L'Éthiopie en convalescence
Avec un PNB par habitant de 150 dollars, l’Éthiopie est aujourd’hui l’une des nations les plus pauvres de la planète alors qu’elle fut jadis un royaume chrétien particulièrement prospère. Cette contrée attachante a successivement connu des périodes fastes et des tragédies terribles comme celles qui ont caractérisé la dictature de Mengistu dans les années 80. Depuis la chute du tyran en 1991, le pays martyr se relève lentement d’une situation désastreuse. Dans cette phase de convalescence qui s’annonce longue, l’ancien grenier alimentaire de l’Afrique orientale entend utiliser son extraordinaire richesse culturelle pour se redresser.
Le prestige et l’enfer
Une civilisation prestigieuse
Selon la légende, l’Empire éthiopien serait né de l’union du roi Salomon et de la reine de Saba. Toutefois le pays entre dans l’histoire au deuxième millénaire avant notre ère avec les expéditions envoyées dans la zone située sur la rive occidentale de la mer Rouge par les souverains d’Égypte pour ramener l’encens. Les Égyptiens appellent alors habashas (peuples mélangés) les populations qui vivent dans ce pays, d’où le nom d’Abyssinie donné à cette région qui constitue une grande partie de l’Éthiopie d’aujourd’hui (1). Au VIe siècle avant notre ère, des émigrants venus d’Arabie fondent le royaume d’Axoum qui demeurera la capitale religieuse du pays pendant un millénaire. Ses habitants se convertissent au christianisme à partir du IVe siècle. Les différents souverains étendent leur domination sur les populations africaines voisines et lancent même des expéditions vers le Yémen en traversant la mer Rouge. L’influence régionale de l’Abyssinie connaît alors son apogée et alimente une importante dynamique d’échanges commerciaux. Cependant, la propagation de l’islam à partir du VIIe siècle isole l’Abyssinie du reste du monde chrétien. Contraints de réduire leurs activités de négoce, les Abyssins se retirent dans les montagnes et se tournent vers l’agriculture. Ce mouvement d’exode engendre un antagonisme très fort entre les chrétiens et les musulmans. Au XVIe siècle, le pays est envahi par les hordes de l’imam Gragne qui a soulevé les populations musulmanes de la corne de l’Afrique. La contrée est sauvée par une intervention portugaise (1542). Au début du XVIIe siècle, le négus (roi des rois) se convertit au catholicisme, mais le clergé copte et les habitants refusent l’obéissance au pape. Cette période voit alors se succéder une suite de grands souverains qui forgent les fondements d’une civilisation avancée. Le négus Fasilidas fait notamment construire une capitale à Gondar où l’édification de multiples monastères, églises et lieux de prestige font de ce royaume l’un des grands pôles culturels de l’époque.

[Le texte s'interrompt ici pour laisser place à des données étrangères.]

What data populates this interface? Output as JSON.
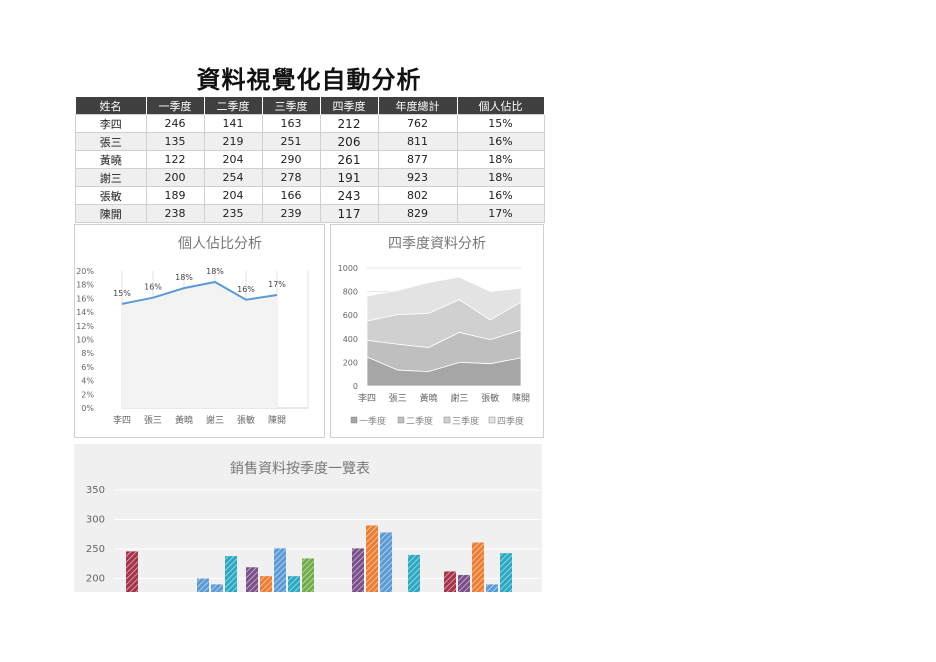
{
  "title": "資料視覺化自動分析",
  "table": {
    "headers": [
      "姓名",
      "一季度",
      "二季度",
      "三季度",
      "四季度",
      "年度總計",
      "個人佔比"
    ],
    "rows": [
      [
        "李四",
        "246",
        "141",
        "163",
        "212",
        "762",
        "15%"
      ],
      [
        "張三",
        "135",
        "219",
        "251",
        "206",
        "811",
        "16%"
      ],
      [
        "黃曉",
        "122",
        "204",
        "290",
        "261",
        "877",
        "18%"
      ],
      [
        "謝三",
        "200",
        "254",
        "278",
        "191",
        "923",
        "18%"
      ],
      [
        "張敏",
        "189",
        "204",
        "166",
        "243",
        "802",
        "16%"
      ],
      [
        "陳開",
        "238",
        "235",
        "239",
        "117",
        "829",
        "17%"
      ]
    ]
  },
  "chart_data": [
    {
      "type": "line",
      "title": "個人佔比分析",
      "categories": [
        "李四",
        "張三",
        "黃曉",
        "謝三",
        "張敏",
        "陳開"
      ],
      "values": [
        15.2,
        16.1,
        17.5,
        18.4,
        15.8,
        16.5
      ],
      "data_labels": [
        "15%",
        "16%",
        "18%",
        "18%",
        "16%",
        "17%"
      ],
      "yticks": [
        "0%",
        "2%",
        "4%",
        "6%",
        "8%",
        "10%",
        "12%",
        "14%",
        "16%",
        "18%",
        "20%"
      ],
      "ylim": [
        0,
        20
      ],
      "color": "#5b9bd5",
      "grid": "vertical"
    },
    {
      "type": "area",
      "stacked": true,
      "title": "四季度資料分析",
      "categories": [
        "李四",
        "張三",
        "黃曉",
        "謝三",
        "張敏",
        "陳開"
      ],
      "series": [
        {
          "name": "一季度",
          "values": [
            246,
            135,
            122,
            200,
            189,
            238
          ],
          "color": "#a6a6a6"
        },
        {
          "name": "二季度",
          "values": [
            141,
            219,
            204,
            254,
            204,
            235
          ],
          "color": "#bfbfbf"
        },
        {
          "name": "三季度",
          "values": [
            163,
            251,
            290,
            278,
            166,
            239
          ],
          "color": "#d0d0d0"
        },
        {
          "name": "四季度",
          "values": [
            212,
            206,
            261,
            191,
            243,
            117
          ],
          "color": "#e3e3e3"
        }
      ],
      "yticks": [
        "0",
        "200",
        "400",
        "600",
        "800",
        "1000"
      ],
      "ylim": [
        0,
        1000
      ],
      "legend": "bottom"
    },
    {
      "type": "bar",
      "title": "銷售資料按季度一覽表",
      "yticks": [
        "200",
        "250",
        "300",
        "350"
      ],
      "ylim": [
        150,
        360
      ],
      "groups": [
        {
          "values": [
            246,
            null,
            null,
            null,
            null,
            null
          ],
          "colors": [
            "#a5344a"
          ]
        },
        {
          "values": [
            null,
            null,
            200,
            190,
            238,
            null
          ],
          "colors": [
            "#5b9bd5",
            "#5b9bd5",
            "#2aa8c4",
            "#70ad47"
          ]
        },
        {
          "values": [
            219,
            204,
            251,
            204,
            234,
            null
          ],
          "colors": [
            "#7a4f8a",
            "#ed7d31",
            "#5b9bd5",
            "#2aa8c4",
            "#70ad47"
          ]
        },
        {
          "values": [
            251,
            290,
            278,
            null,
            240,
            null
          ],
          "colors": [
            "#7a4f8a",
            "#ed7d31",
            "#5b9bd5",
            "#2aa8c4",
            "#70ad47"
          ]
        },
        {
          "values": [
            212,
            206,
            261,
            190,
            243,
            null
          ],
          "colors": [
            "#a5344a",
            "#7a4f8a",
            "#ed7d31",
            "#5b9bd5",
            "#2aa8c4"
          ]
        }
      ]
    }
  ]
}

Aux XVIIe et XVIIIe siècles, l’Empire abyssin se fissure sous la pression des Oromos, un groupe de nomades hostiles au christianisme en provenance du Sud. Les empereurs ne parviennent pas à contrôler les provinces aux mains de puissants gouverneurs qui entrent souvent en rébellion contre le pouvoir central. Cette rivalité entre la capitale et la périphérie lointaine va demeurer une constante dans l’histoire de l’Éthiopie toujours à la recherche d’un ciment unificateur. L’établissement d’un tel lien national sera toutefois l’objectif de l’Église copte, malgré la défiance des communautés musulmanes. Il faudra attendre 1885 pour que le pays s’engage sur la voie d’une réunification. Sous le règne de Ménélik II, l’Éthiopie s’étend considérablement vers l’ouest, l’est et le sud. Le souverain offre ainsi à l’aristocratie d’abondantes ressources en terres prises sur les provinces conquises. Le célèbre empereur fonde une nouvelle capitale, Addis-Abeba. La cité est située en pays de langue oromo, au contact du vieux royaume chrétien amhara et des terres habitées par les païens et les musulmans. Tous les peuples sont représentés dans ce véritable creuset culturel, chacun d’eux étant spécialisé dans certains emplois. Par ailleurs, Ménélik II fait ouvrir de nombreuses voies de communication dans tout le territoire. Le monarque choisit notamment la France pour construire la voie ferrée Addis-Abeba-Djibouti.